World Athletics is excluding male-to-female transgender athletes from top-level international track and field and increasing restrictions for athletes with differences of sexual development (DSD).
Also Thursday, World Athletics lifted its ban on Russia’s track and field federation that dated to 2015 over doping violations, but Russia and Belarus athletes and officials remain banned due to the war in Ukraine. More on that here.
Regarding transgender athletes, the World Athletics council “decided to prioritize fairness and the integrity of the female competition before inclusion,” according to a press release.
The decision was made after a two-month consultation with national federations, athletes, coaches, the IOC and representatives from transgender and human rights groups.

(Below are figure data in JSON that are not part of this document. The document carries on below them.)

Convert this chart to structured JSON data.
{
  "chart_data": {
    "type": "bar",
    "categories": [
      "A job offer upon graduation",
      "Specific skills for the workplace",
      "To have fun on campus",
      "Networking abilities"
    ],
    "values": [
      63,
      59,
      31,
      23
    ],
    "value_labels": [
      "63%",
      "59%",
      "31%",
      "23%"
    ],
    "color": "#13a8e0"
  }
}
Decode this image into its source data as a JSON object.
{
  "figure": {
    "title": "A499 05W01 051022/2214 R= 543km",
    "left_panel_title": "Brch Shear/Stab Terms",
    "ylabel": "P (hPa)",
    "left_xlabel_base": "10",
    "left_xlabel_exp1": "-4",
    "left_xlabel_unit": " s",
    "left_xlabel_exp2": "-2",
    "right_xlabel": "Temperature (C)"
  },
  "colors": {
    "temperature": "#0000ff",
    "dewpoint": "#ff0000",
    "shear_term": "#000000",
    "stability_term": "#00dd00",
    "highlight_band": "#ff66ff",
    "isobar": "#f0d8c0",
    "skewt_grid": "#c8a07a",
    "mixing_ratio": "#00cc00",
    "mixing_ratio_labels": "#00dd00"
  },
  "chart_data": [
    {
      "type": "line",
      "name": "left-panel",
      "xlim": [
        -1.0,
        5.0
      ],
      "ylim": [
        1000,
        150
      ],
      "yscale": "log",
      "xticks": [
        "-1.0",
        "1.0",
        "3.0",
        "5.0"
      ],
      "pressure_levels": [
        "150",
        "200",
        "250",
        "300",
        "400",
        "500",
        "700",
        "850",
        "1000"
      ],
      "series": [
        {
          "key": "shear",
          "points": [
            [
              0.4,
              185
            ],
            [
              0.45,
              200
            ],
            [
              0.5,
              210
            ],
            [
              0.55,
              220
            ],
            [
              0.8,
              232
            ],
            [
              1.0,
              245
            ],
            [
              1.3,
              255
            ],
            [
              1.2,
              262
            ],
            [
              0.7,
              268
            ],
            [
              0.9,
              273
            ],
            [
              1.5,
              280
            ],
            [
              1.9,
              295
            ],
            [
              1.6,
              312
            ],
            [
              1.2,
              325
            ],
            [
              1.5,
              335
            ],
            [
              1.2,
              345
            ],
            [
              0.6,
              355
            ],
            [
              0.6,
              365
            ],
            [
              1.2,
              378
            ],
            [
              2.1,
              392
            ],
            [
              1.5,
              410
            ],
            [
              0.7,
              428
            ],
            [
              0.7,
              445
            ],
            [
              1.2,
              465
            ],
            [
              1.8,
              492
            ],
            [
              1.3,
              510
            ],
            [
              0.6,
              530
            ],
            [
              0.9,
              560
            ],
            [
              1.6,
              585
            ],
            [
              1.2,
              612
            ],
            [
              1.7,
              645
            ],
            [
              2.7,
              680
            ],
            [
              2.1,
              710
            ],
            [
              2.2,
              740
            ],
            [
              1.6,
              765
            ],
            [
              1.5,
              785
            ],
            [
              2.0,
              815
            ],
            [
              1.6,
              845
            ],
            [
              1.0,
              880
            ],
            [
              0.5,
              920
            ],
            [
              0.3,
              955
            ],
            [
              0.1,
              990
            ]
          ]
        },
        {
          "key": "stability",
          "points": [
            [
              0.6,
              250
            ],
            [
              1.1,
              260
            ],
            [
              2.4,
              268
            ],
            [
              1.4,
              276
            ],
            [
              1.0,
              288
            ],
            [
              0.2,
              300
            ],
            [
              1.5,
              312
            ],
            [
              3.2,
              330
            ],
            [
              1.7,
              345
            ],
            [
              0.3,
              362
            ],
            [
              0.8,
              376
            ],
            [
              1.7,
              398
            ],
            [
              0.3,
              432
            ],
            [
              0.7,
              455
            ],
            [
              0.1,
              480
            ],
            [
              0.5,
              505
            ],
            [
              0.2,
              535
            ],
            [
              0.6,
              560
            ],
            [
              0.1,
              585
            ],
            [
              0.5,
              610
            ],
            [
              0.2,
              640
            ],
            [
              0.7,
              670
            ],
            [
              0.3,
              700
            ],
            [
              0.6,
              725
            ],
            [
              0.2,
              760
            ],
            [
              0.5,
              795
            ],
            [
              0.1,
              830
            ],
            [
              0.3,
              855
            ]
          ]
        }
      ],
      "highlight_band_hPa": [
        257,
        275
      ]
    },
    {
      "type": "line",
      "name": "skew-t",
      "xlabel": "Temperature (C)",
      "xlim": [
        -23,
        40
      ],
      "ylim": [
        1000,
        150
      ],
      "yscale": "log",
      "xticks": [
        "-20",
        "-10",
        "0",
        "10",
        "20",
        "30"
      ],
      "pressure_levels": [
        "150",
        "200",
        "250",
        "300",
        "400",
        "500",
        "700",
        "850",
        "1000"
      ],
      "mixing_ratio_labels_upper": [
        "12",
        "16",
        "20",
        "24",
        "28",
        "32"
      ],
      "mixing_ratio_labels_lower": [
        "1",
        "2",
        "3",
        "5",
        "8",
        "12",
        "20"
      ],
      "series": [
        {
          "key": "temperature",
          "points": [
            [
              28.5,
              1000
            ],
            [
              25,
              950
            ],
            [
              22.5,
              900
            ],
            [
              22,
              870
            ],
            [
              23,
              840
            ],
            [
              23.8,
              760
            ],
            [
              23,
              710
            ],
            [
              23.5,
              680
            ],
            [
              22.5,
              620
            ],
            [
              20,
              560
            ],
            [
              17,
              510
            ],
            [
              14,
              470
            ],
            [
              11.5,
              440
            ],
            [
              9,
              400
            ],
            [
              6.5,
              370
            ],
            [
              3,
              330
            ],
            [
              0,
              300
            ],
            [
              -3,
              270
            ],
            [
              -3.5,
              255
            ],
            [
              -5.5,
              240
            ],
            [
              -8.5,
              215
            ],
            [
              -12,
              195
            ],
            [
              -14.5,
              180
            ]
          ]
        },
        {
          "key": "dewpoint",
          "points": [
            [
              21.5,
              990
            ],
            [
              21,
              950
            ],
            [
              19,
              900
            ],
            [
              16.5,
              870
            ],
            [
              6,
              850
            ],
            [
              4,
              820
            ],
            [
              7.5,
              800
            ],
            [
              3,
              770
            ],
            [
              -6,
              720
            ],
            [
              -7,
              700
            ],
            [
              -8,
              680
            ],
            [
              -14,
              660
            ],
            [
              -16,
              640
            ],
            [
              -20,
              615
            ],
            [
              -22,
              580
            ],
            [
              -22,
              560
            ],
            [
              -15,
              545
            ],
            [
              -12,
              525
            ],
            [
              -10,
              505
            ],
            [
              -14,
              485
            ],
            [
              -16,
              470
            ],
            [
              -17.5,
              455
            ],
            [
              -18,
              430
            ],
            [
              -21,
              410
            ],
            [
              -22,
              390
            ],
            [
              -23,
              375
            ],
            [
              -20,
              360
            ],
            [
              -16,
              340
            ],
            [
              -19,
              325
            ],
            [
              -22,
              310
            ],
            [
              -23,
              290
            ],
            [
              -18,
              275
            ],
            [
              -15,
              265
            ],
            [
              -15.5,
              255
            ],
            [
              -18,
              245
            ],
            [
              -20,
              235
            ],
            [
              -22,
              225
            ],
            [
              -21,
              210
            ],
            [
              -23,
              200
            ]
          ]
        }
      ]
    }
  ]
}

“Decisions are always difficult when they involve conflicting needs and rights between different groups, but we continue to take the view that we must maintain fairness for female athletes above all other considerations,” World Athletics President Seb Coe said in the release. “We will be guided in this by the science around physical performance and male advantage which will inevitably develop over the coming years. As more evidence becomes available, we will review our position, but we believe the integrity of the female category in athletics is paramount.”
A working group, which will include a transgender athlete, will “further consider the issue of transgender inclusion” for 12 months.
There are no transgender athletes currently competing in top-level international track and field, according to World Athletics.
World Athletics also increased restrictions on DSD athletes.
Previously, DSD athletes were eligible to compete in women’s track and field events without having to suppress testosterone, except for running distances from the 400m through the mile. For 400m through the mile, athletes were eligible if their testosterone levels were capped at five nanomoles per liter. World Athletics said that no female athletes would have a level above the cap unless they had a DSD or a tumor.
Starting March 31, all women’s events will have a stricter limit of two and a half nanomoles per liter.
World Athletics said it made the decision based on “more than 10 years of research and evidence of the physical advantages that DSD athletes bring to the female category.”
All DSD athletes who have been competing outside of the 400m through the mile must suppress their testosterone levels below two and a half nanomoles per liter for six months before being eligible to compete again. This makes them ineligible to compete through the world championships in August, but they can come back and qualify for the 2024 Paris Olympics.
Testosterone must be suppressed for two years for events from 400m through the mile and for DSD athletes who have not already been competing.
Notable athletes who previously said they were affected by the DSD rules include South African Caster Semenya, the Olympic 800m champion in 2012 and 2016 who moved up to the 5000m rather than suppress testosterone to remain in the 800m. Semenya, 32, was eliminated in the 5000m heats at last summer’s world championships.
Also Francine Niyonsaba of Burundi, who took 2016 Olympic 800m silver behind Semenya and also moved up to longer-distance events. She won the 2021 Diamond League 5000m title and missed last year’s worlds due to a foot injury.
Christine Mboma of Namibia took silver in the Tokyo Olympic 200m after being ruled ineligible to race the 400m due to the testosterone cap. Mboma, 19, missed last year’s worlds after tearing a thigh muscle.
Niger’s Aminatou Seyni finished fourth in the 200m at last year’s worlds after dropping down from the 400m due to the rule.
Athlete Ally, a nonprofit LGBTQ athletic advocacy group, called the new policies discriminatory.